Let p be prime. any prime factor q of 2^p+1 is of the form q = 2kp+1.

Do you know how to show this? If 2^p+1 = 0 mod q, then 2^p = -1 mod q,
whence 2^(2p) = 1 mod q. Do you know any theorems about the order
of an element modulo a prime? Shanks' book will have discussed this.

Now, for 2^2^n + 1, it is easily seen that any factor must be of the form

2k(2^n) +1) by result above. We want to show that the factor must be of
the form 2k(2^(n+1) ) + 1. We know that this prime is 1 mod 8.
Now ask yourself: what relation is known between the prime 2, and primes
that are 1 mod 8? Now consider a certain result due to Euler.[/quote]

Why does the factor is of the form 2k(2^n) +1) by the result above,
I tought any factor of 2^n-1 is of the form 2kn+1 just if n is a prime number.
Primes that are 1 mod 8, are always of the form 2^(n+2)k+1.

We see that (1+2^(2^(n-1)))^2=2^(1+(2^(n-1)))(mod p).
We say: 2^(1+(2^(n-1))) is a quaratic residue of p.
1+2^(n-1)=2m+1.
2 Is a quadratic residue of p becuase an odd power of 2 is a qaudratic residue of p.
So we have a^2=2(mod p) for some integer a.

[QUOTE=blob100;214537]Why does the factor is of the form 2k(2^n) +1) by the result above,
I tought any factor of 2^n-1 is of the form 2kn+1 just if n is a prime number.
Primes that are 1 mod 8, are always of the form 2^(n+2)k+1.[/QUOTE]

Start by using what we have discussed so far to prove that
any factor of a^p+1, (other than (a+1)) is of the form 2kp+1.

Use the fact that if a^n = 1 mod N, then n divides phi(N). [We just
proved this!]


Then look at (2^(2^n) + 1).
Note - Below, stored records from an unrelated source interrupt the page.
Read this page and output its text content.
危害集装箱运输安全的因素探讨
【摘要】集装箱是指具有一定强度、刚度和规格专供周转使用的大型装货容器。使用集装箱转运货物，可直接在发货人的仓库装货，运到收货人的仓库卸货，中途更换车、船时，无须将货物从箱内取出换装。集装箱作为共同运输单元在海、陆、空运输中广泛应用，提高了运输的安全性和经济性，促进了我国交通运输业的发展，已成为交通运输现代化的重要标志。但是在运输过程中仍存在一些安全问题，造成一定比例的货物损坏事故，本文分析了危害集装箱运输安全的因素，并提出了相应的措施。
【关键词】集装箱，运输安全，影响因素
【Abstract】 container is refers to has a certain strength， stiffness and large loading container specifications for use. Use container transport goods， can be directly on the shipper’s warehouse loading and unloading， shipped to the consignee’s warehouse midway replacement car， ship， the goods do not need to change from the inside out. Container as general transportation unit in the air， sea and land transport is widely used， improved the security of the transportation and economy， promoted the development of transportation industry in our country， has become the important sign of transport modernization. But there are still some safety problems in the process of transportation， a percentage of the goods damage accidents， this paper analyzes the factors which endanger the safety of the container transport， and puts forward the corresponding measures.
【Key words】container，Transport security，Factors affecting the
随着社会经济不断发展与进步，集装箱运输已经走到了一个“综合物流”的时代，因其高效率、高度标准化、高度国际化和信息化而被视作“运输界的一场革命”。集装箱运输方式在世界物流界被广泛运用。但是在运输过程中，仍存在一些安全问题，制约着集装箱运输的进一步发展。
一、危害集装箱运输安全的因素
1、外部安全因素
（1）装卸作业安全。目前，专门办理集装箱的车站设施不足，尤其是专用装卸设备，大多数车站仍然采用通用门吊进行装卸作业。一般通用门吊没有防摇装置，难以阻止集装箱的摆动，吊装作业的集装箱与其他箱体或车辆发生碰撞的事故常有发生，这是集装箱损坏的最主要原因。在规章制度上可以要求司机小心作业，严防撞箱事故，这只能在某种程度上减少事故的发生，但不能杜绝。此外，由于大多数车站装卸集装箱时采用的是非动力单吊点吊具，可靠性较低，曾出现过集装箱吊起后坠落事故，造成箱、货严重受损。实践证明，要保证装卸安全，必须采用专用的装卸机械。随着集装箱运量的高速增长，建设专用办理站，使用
Deduce that any factor must be of the
form k(2^{n+1}) + 1. Now note that this number is 1 mod 8 for n
sufficiently large (ask yourself: how large)

Now ask: what do we know about a relationship between 2 and primes
that are 1 mod 8? Then apply a theorem of Euler concerning this
relationship.